Assyrian New Zealanders

Total population
- 900 (2022)

Regions with significant populations
- Wellington and Auckland

Languages
- Neo-Aramaic, English

Religion
- Syriac Christianity

Related ethnic groups
- Assyrian Australians

= Assyrians in New Zealand =

Ethnic group in New Zealand

Assyrians in New Zealand are New Zealanders of Assyrian descent or Assyrians who have New Zealand citizenship. The Assyrian community in New Zealand began in the 1990s when refugees from Iraq and Iran settled in the country.

Wellington has a sizeable Assyrian population consisting of several hundred people. Smaller communities can be found in Miramar, Newtown, Strathmore, and in the Island Bay area. Many Assyrian New Zealanders live in Auckland, in the suburbs of Manurewa and Papatoetoe. They have an Assyrian church of the East and Chaldean Catholic Church.

==History==

In 2018, the Assyrian community of New Zealand unveiled a monument at Makara Cemetery in Wellington to immortalize the souls of the Assyrian martyrs in the WW1 Assyrian genocide.

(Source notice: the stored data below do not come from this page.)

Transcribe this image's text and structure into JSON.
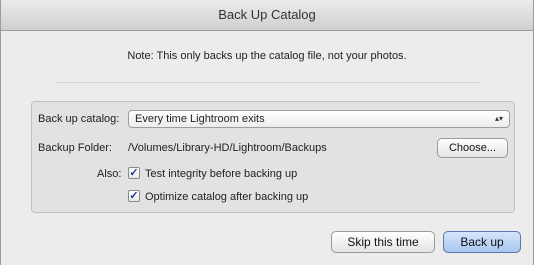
{
  "window": {
    "title": "Back Up Catalog"
  },
  "note": "Note: This only backs up the catalog file, not your photos.",
  "backup_catalog": {
    "label": "Back up catalog:",
    "selected": "Every time Lightroom exits"
  },
  "backup_folder": {
    "label": "Backup Folder:",
    "path": "/Volumes/Library-HD/Lightroom/Backups",
    "choose_label": "Choose..."
  },
  "also": {
    "label": "Also:",
    "options": [
      {
        "label": "Test integrity before backing up",
        "checked": true
      },
      {
        "label": "Optimize catalog after backing up",
        "checked": true
      }
    ]
  },
  "buttons": {
    "skip": "Skip this time",
    "backup": "Back up"
  },
  "icons": {
    "select_arrows": "updown-chevron-icon",
    "checkmark": "checkmark-icon"
  }
}
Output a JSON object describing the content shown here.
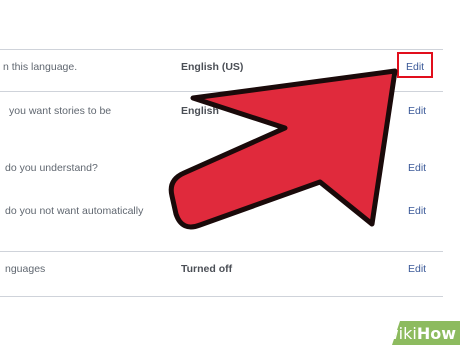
{
  "rows": [
    {
      "label": "n this language.",
      "value": "English (US)",
      "action": "Edit"
    },
    {
      "label": "you want stories to be",
      "value": "English",
      "action": "Edit"
    },
    {
      "label": "do you understand?",
      "value": "",
      "action": "Edit"
    },
    {
      "label": "do you not want automatically",
      "value": "",
      "action": "Edit"
    },
    {
      "label": "nguages",
      "value": "Turned off",
      "action": "Edit"
    }
  ],
  "watermark": {
    "wiki": "wiki",
    "how": "How"
  },
  "colors": {
    "link": "#3b5998",
    "highlight_box": "#e10e1c",
    "arrow_fill": "#e02a3c",
    "arrow_stroke": "#1a0a0a",
    "watermark_bg": "#8dbb5f"
  },
  "annotations": {
    "pointer": "red-arrow-icon"
  }
}
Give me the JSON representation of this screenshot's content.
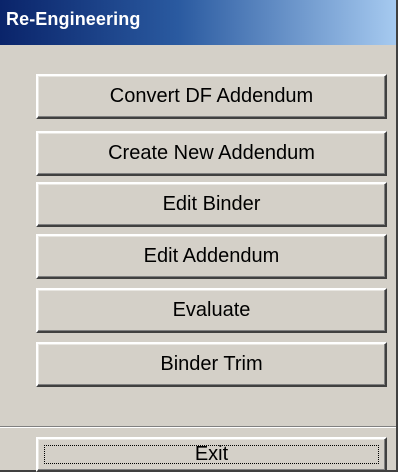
{
  "window": {
    "title": "Re-Engineering"
  },
  "menu": {
    "buttons": [
      {
        "label": "Convert DF Addendum"
      },
      {
        "label": "Create New Addendum"
      },
      {
        "label": "Edit Binder"
      },
      {
        "label": "Edit Addendum"
      },
      {
        "label": "Evaluate"
      },
      {
        "label": "Binder Trim"
      }
    ],
    "exit_label": "Exit"
  },
  "colors": {
    "titlebar_start": "#0a246a",
    "titlebar_end": "#a6caf0",
    "face": "#d4d0c8"
  }
}
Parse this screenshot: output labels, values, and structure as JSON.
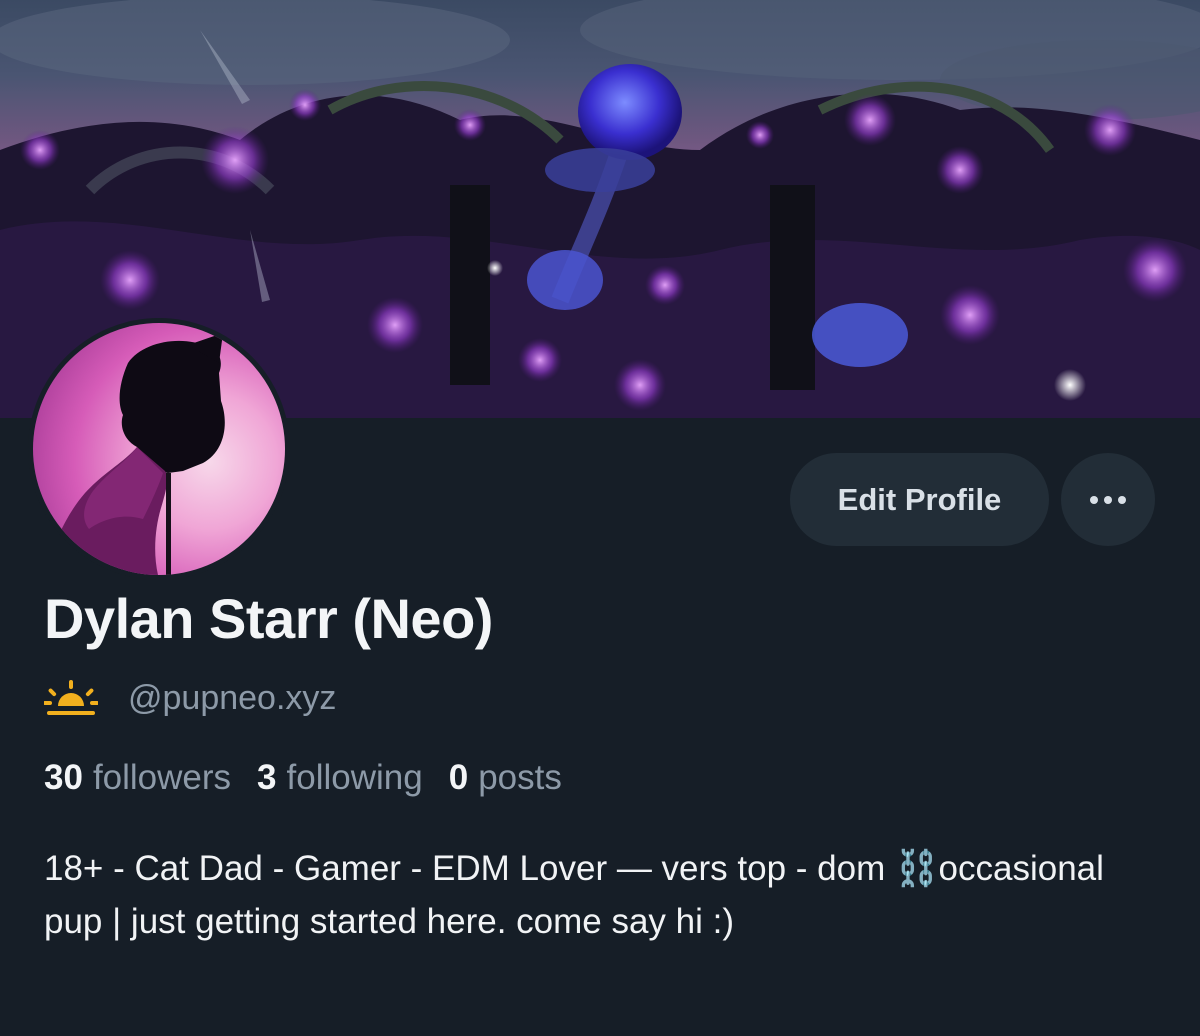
{
  "profile": {
    "display_name": "Dylan Starr (Neo)",
    "handle": "@pupneo.xyz",
    "handle_icon": "sun-icon",
    "bio": "18+ - Cat Dad - Gamer - EDM Lover — vers top - dom ⛓️occasional pup | just getting started here. come say hi :)",
    "banner_description": "",
    "avatar_icon": "avatar-silhouette"
  },
  "stats": {
    "followers_count": "30",
    "followers_label": "followers",
    "following_count": "3",
    "following_label": "following",
    "posts_count": "0",
    "posts_label": "posts"
  },
  "actions": {
    "edit_profile_label": "Edit Profile",
    "more_icon": "ellipsis-icon"
  },
  "colors": {
    "background": "#161e27",
    "button_bg": "#222d37",
    "secondary_text": "#8d9aa8",
    "sun_icon": "#f2b01e"
  }
}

The Holy Cross Primary School in Wellington began teaching about Assyrian New Year as a subject through the Intensive Oral Language Program, where students learn about Assyrian culture, language and heritage.

==Religion==

The magrammarjority of Assyrians in New Zealand adhere to churches of the Syriac Christian tradition. These churches include the: Chaldean Catholic Church, Assyrian Church of the East, Ancient Church of the East and the Syriac Orthodox Church.

==Demographics==

According to the 2013 Census:
- 58.1% of Assyrians in New Zealand lived in the Wellington Basin
- The median age was 33.7 years
- 22.1 percent were born in New Zealand and 77.7 percent were born overseas.

The statistic of the number of Assyrians in New Zealand may be inaccurate as many Assyrians would identify as Iraqi or Middle Eastern before Assyrian when completing the Census.